Un troisième adolescent, Muhittin Altun, 17 ans à l'époque, avait été grièvement brûlé. Ce drame avait été le point de départ de trois semaines de violences urbaines dans les banlieues françaises.
Il avait fallu toute une série de péripéties judiciaires pour arriver à la décision, somme toute normale, d'organiser enfin un procès public. L’événement décisif s’était produit quand la chambre criminelle de la Cour de cassation avait, le 31 octobre 2012, cassé intégralement l’arrêt de la cour d’appel de Paris qui avait accordé un non-lieu aux deux policiers.
La Cour de cassation (dont on peut lire l'arrêt ici) avait estimé que les policiers n'auraient pas dû quitter la zone sans s'assurer qu'il n'y avait pas de jeunes dans l'enceinte du transformateur EDF, dont la dangerosité était connue, et sans même donner l'alerte. Après avoir sèchement contredit la cour d'appel de Paris, la Cour de cassation avait confié ce dossier à la chambre de l'instruction de la cour d'appel de Rennes. Et celle-ci avait fait la même analyse que la plus haute juridiction.
Depuis 2005, les familles des victimes ont tenu bon, dignement. Que d’attente, de frustration et de souffrance pour en arriver là. « Tout a été extravagant dans ce dossier », rappelaient Jean-Pierre Mignard et Emmanuel Tordjman, les avocats des familles, qui se sont battus.

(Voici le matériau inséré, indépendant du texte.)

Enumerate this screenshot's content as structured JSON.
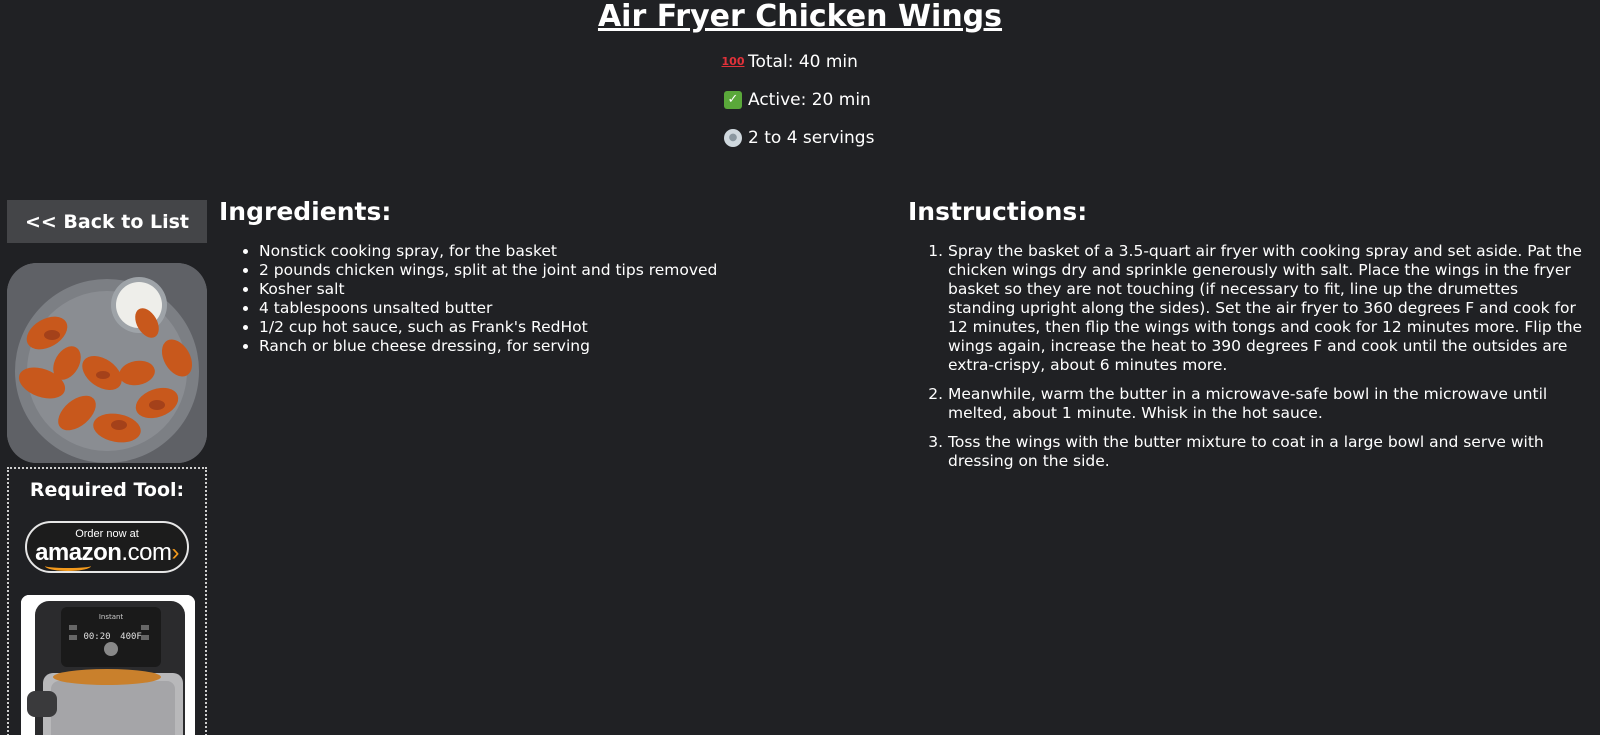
{
  "recipe": {
    "title": "Air Fryer Chicken Wings",
    "total": "Total: 40 min",
    "active": "Active: 20 min",
    "servings": "2 to 4 servings"
  },
  "icons": {
    "total": "hundred-points-emoji",
    "active": "check-mark-emoji",
    "servings": "plate-emoji"
  },
  "sidebar": {
    "back_label": "<< Back to List",
    "tool_title": "Required Tool:",
    "amazon_small": "Order now at",
    "amazon_logo": "amazon",
    "amazon_dot": ".com",
    "amazon_arrow": "›"
  },
  "ingredients": {
    "heading": "Ingredients:",
    "items": [
      "Nonstick cooking spray, for the basket",
      "2 pounds chicken wings, split at the joint and tips removed",
      "Kosher salt",
      "4 tablespoons unsalted butter",
      "1/2 cup hot sauce, such as Frank's RedHot",
      "Ranch or blue cheese dressing, for serving"
    ]
  },
  "instructions": {
    "heading": "Instructions:",
    "steps": [
      "Spray the basket of a 3.5-quart air fryer with cooking spray and set aside. Pat the chicken wings dry and sprinkle generously with salt. Place the wings in the fryer basket so they are not touching (if necessary to fit, line up the drumettes standing upright along the sides). Set the air fryer to 360 degrees F and cook for 12 minutes, then flip the wings with tongs and cook for 12 minutes more. Flip the wings again, increase the heat to 390 degrees F and cook until the outsides are extra-crispy, about 6 minutes more.",
      "Meanwhile, warm the butter in a microwave-safe bowl in the microwave until melted, about 1 minute. Whisk in the hot sauce.",
      "Toss the wings with the butter mixture to coat in a large bowl and serve with dressing on the side."
    ]
  },
  "colors": {
    "background": "#202124",
    "button": "#444548",
    "amazon_accent": "#f39a1c"
  }
}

« Il y a eu des propos très durs et des contre-vérités de la part du ministre de l’intérieur de l’époque, Nicolas Sarkozy, sur les infractions qu’auraient soi-disant commises ces enfants, et sur le fait qu’il n’y aurait pas eu de course-poursuite. » En fait, les gamins rentraient d'un match de foot, et avaient été pris en chasse sans raison valable.
Ce 27 octobre 2005, en fin d’après-midi, Zyed et Bouna, qui n'ont aucun antécédent judiciaire, se sont mis à courir en voyant des voitures de police. Qui, de ce fait, les ont pris en chasse. « C’était le ramadan », explique Jean-Pierre Mignard. « Ils craignaient qu’un contrôle les mette en retard et que leurs parents le leur reprochent. »
Les jeunes prennent peur, escaladent les grilles et pénètrent dans le transformateur. « Des policiers courent, sans savoir pourquoi, après des enfants qui courent sans savoir pourquoi », résume l’avocat.
À 17 h 36, un policier adresse un message radio : « Les deux jeunes gens sont localisés et sont en train d’enjamber pour aller sur le site EDF. » 18 h 12 : ils sont électrocutés. « Après quarante minutes », soutient Me Mignard, « alors que les agents EDF ont affirmé que, prévenus, ils auraient pu couper le courant en dix minutes. » À 19 h 10, les pompiers découvrent les cadavres électrocutés de Bouna, 15 ans, et Zyed, 17 ans, à l’intérieur du site EDF. Muhittin, 17 ans, est parvenu à s’extraire du local, gravement brûlé.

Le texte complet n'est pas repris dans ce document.